The efforts some couples go to in order to have a child are difficult to describe, and especially difficult to understand for those couples who have no problems having a child naturally. Parents usually only have to wait for nine months before they are able to take their child in their arms. They do not have to attend special courses and are not questioned by the authorities regarding their financial situation regarding raising a child. Choosing to adopt is not something that you should do out of charity, out of pity or on a whim. “Love for children is unconditional - either you want a child and then you forget you did not give birth to him or her, or you simply want to perform an act of charity - and then it would be better to donate some money towards a humanitarian case”, says Cristina, a new adoptive mother.

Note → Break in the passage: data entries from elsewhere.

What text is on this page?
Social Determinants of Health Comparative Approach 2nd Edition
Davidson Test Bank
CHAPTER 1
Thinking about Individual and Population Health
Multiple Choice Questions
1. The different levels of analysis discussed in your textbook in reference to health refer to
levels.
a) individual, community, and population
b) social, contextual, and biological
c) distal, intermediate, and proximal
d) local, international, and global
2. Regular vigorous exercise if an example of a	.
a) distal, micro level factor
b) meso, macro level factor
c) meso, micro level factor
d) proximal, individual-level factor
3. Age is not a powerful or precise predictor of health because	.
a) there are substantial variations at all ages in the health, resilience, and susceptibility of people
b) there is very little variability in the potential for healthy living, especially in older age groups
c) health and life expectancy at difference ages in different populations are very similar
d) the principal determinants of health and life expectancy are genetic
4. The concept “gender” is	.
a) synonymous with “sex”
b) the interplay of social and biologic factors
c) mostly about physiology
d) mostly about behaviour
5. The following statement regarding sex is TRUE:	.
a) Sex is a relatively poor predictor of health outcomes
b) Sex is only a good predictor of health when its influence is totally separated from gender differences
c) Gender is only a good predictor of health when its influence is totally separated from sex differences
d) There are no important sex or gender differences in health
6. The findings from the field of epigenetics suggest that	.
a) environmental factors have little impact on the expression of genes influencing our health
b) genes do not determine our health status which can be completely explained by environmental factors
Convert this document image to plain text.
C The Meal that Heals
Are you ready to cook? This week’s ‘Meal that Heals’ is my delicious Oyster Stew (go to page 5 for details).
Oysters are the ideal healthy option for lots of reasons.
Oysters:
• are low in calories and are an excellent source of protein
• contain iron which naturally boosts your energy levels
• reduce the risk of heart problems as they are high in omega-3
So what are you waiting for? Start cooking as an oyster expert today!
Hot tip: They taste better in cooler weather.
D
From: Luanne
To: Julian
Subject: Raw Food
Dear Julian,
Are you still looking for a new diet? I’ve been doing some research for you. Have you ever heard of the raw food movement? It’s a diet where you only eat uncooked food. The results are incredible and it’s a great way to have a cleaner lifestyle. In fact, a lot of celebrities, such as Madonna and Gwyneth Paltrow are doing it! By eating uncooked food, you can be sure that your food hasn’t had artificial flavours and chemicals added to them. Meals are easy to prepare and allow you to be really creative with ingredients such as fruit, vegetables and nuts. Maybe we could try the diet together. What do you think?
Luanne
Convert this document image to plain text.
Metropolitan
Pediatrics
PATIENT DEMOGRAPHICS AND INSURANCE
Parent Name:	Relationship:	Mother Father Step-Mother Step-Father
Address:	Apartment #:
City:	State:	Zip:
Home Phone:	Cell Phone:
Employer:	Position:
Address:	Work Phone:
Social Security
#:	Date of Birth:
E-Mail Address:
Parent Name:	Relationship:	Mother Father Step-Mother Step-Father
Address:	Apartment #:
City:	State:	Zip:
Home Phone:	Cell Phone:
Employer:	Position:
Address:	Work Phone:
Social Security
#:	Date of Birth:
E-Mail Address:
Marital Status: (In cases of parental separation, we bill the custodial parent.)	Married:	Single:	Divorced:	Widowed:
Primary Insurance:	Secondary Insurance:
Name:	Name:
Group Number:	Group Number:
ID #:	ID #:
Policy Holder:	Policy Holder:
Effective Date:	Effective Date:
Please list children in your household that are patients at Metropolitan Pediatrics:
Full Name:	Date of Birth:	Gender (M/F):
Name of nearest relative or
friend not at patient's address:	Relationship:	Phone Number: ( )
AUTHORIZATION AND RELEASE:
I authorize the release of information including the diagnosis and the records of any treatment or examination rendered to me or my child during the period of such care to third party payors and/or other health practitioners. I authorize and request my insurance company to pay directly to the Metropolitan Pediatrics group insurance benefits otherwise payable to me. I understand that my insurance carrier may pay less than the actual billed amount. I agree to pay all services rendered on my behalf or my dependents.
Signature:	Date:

Liliana Csaki shares the same opinion :
“These children are born for us. In a way, they are predestined, this is my opinion. Many times we were told that we are extraordinary people, that we are doing such a fantastic thing; other people tell us: “You were so charitable!” I do not feel different as compared to other mothers. For me, the fact that I was not the bearer of my child is just a technical detail because these have been my children since the moment I took them in my arms. I do not think that if I had given birth to my children, I would have behaved differently towards them. I love them just like any mother loves her child.”